Arab-French actor Jamel Debbouze, as the Muslim dentist, and Ben Foster, as the child molester, are the hammiest offenders – and they’re both really talented! – but special mention also goes to Anthony Hopkins (playing the bereaved Englishman) in another of his 21st-century performances apparently transmitted by iPhone from the beach condo, in which he self-evidently could not care less. I’ve spent the last several years believing that Hopkins has become a terrible actor in his post-Hannibal Lecter years, but maybe he’s actually pursued his tremendous technique to a new level, embodying the Al Pacino principle that just because they turn the camera on and yell “Action” doesn’t mean you have to do anything.

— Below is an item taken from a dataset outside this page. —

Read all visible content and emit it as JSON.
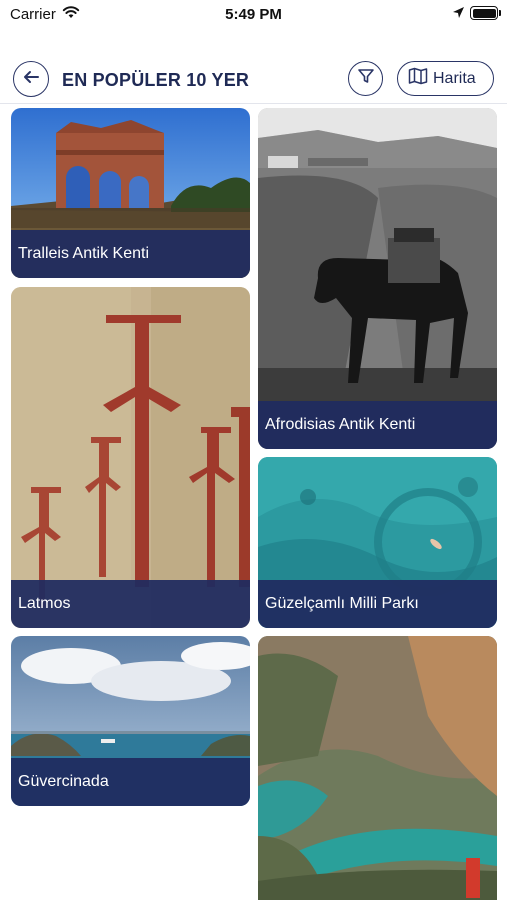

As for the goofy New Age consciousness-raising stuff about how we’re all connected by love and lust and heartbreak and how a ladybug’s sneeze in downstate Illinois makes Vladimir Putin cry, sure, I’m willing to go there. But, first of all, you’re better off demonstrating that stuff in a less linear and literal way (and with fewer hot Brazilian chicks trying to gal-rape skinhead sex offenders). Second of all, that isn’t what Schnitzler’s “La Ronde,” primarily a commentary on the hypocrisy of sexual morality and class divisions, is about at all. This kind of movie claims to be questing for something essential about human nature, but its scattershot, speed-dating quality means that what it actually captures are the most superficial things. We’re all connected, dude – mostly because we’re all so damn hot.

Andrew O'Hehir

Andrew O'Hehir is executive editor of Salon.